Clinical Neuropsychologist

Dr. Jerome (Jerry) Schultz is a former middle school special education teacher. He is currently in private practice as a clinical neuropsychologist and is on the faculty of Harvard Medical School in the Department of Psychiatry.  For over three decades, he has specialized in the neuropsychological assessment and treatment of children with learning disabilities, attention deficit hyperactivity disorder and other special needs. He was on the faculty of Lesley University in Cambridge MA for almost 30 years, and served there as the Founding Director of a diagnostic clinic called the Learning Lab. Before returning to private practice, Dr. Schultz served as the Co-Director of the Center for Child and Adolescent Development at the Cambridge Health Alliance, a Harvard Teaching Hospital.

Dr. Schultz received both his undergraduate and Master’s degree from The Ohio State University and holds a Ph.D. from Boston College. He has completed postdoctoral fellowships in both clinical psychology and pediatric neuropsychology. He currently serves on the Editorial Board of a journal called Academic Psychiatry, and is on the Professional Advisory Boards of a website called Inside ADHD.com, and the Learning Disabilities Association of America.
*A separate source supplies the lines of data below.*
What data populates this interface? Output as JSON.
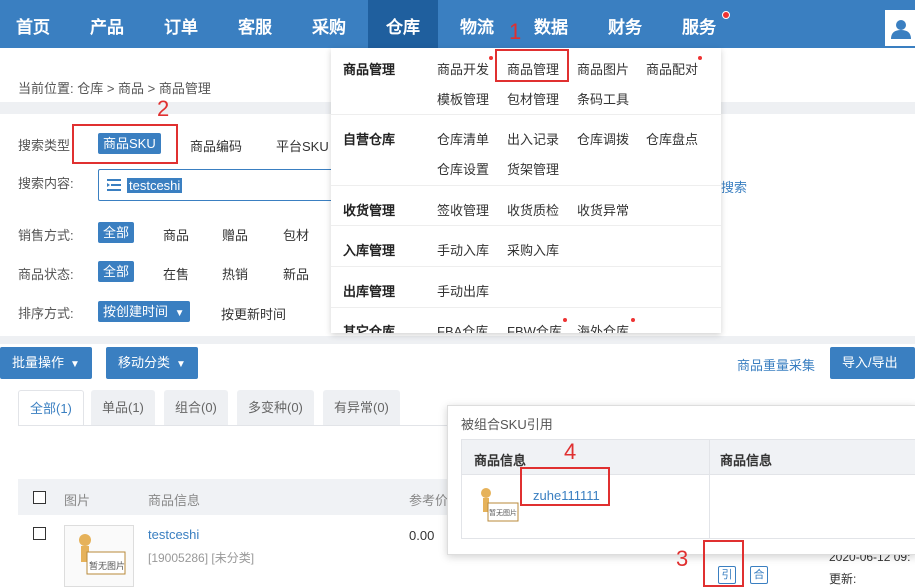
{
  "nav": {
    "items": [
      "首页",
      "产品",
      "订单",
      "客服",
      "采购",
      "仓库",
      "物流",
      "数据",
      "财务",
      "服务"
    ],
    "active": "仓库"
  },
  "breadcrumb": "当前位置:  仓库 > 商品 > 商品管理",
  "filters": {
    "search_type_label": "搜索类型",
    "search_types": [
      "商品SKU",
      "商品编码",
      "平台SKU"
    ],
    "search_content_label": "搜索内容:",
    "search_value": "testceshi",
    "search_link": "搜索",
    "sale_mode_label": "销售方式:",
    "sale_modes": [
      "全部",
      "商品",
      "赠品",
      "包材"
    ],
    "status_label": "商品状态:",
    "statuses": [
      "全部",
      "在售",
      "热销",
      "新品"
    ],
    "sort_label": "排序方式:",
    "sort_options": [
      "按创建时间",
      "按更新时间"
    ]
  },
  "toolbar": {
    "batch": "批量操作",
    "move": "移动分类",
    "weight_purchase": "商品重量采集",
    "import_export": "导入/导出"
  },
  "tabs": [
    "全部(1)",
    "单品(1)",
    "组合(0)",
    "多变种(0)",
    "有异常(0)"
  ],
  "table": {
    "headers": [
      "图片",
      "商品信息",
      "参考价"
    ],
    "row": {
      "name": "testceshi",
      "meta": "[19005286] [未分类]",
      "price": "0.00",
      "no_image": "暂无图片",
      "date": "2020-06-12 09:",
      "update_label": "更新:"
    }
  },
  "dropdown": {
    "sections": [
      {
        "title": "商品管理",
        "links": [
          "商品开发",
          "商品管理",
          "商品图片",
          "商品配对",
          "模板管理",
          "包材管理",
          "条码工具"
        ]
      },
      {
        "title": "自营仓库",
        "links": [
          "仓库清单",
          "出入记录",
          "仓库调拨",
          "仓库盘点",
          "仓库设置",
          "货架管理"
        ]
      },
      {
        "title": "收货管理",
        "links": [
          "签收管理",
          "收货质检",
          "收货异常"
        ]
      },
      {
        "title": "入库管理",
        "links": [
          "手动入库",
          "采购入库"
        ]
      },
      {
        "title": "出库管理",
        "links": [
          "手动出库"
        ]
      },
      {
        "title": "其它仓库",
        "links": [
          "FBA仓库",
          "FBW仓库",
          "海外仓库"
        ]
      }
    ]
  },
  "popup": {
    "title": "被组合SKU引用",
    "headers": [
      "商品信息",
      "商品信息"
    ],
    "sku": "zuhe111111",
    "no_image": "暂无图片"
  },
  "action_icons": [
    "引",
    "合"
  ],
  "annotations": [
    "1",
    "2",
    "3",
    "4"
  ],
  "colors": {
    "primary": "#3a7fc1",
    "annotation": "#e03030"
  }
}
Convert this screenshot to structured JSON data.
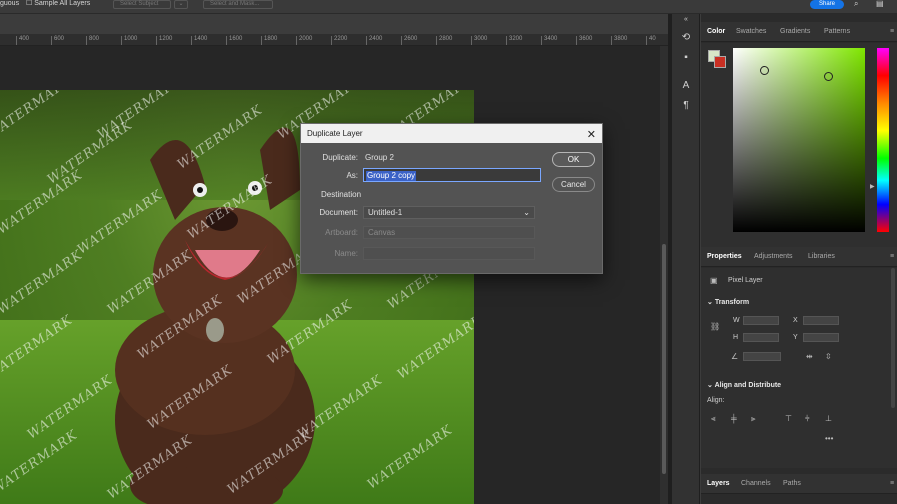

In addition to his clinical and educational work, Dr. Schultz serves as an international consultant on issues related to the neuropsychology and appropriate education of children and young adults with ADHD & LD and other special needs. In his current role as neuropsychological consultant to several large school districts in the Boston area, he is on the ground, in schools and working with kids and their teachers several days each week.

Dr. Schultz created an award-winning video called “Einstein and Me” about living successfully with a learning disability, and has written extensively about children with learning, behavioral and emotional challenges. He has a special education and psychology blog on the Huffington Post. His book, called Nowhere to Hide: Why Kids with ADHD and LD Hate School and What We Can Do About It, (Jossey-Bass/Wiley) which examines the role of stress in learning, has received international acclaim.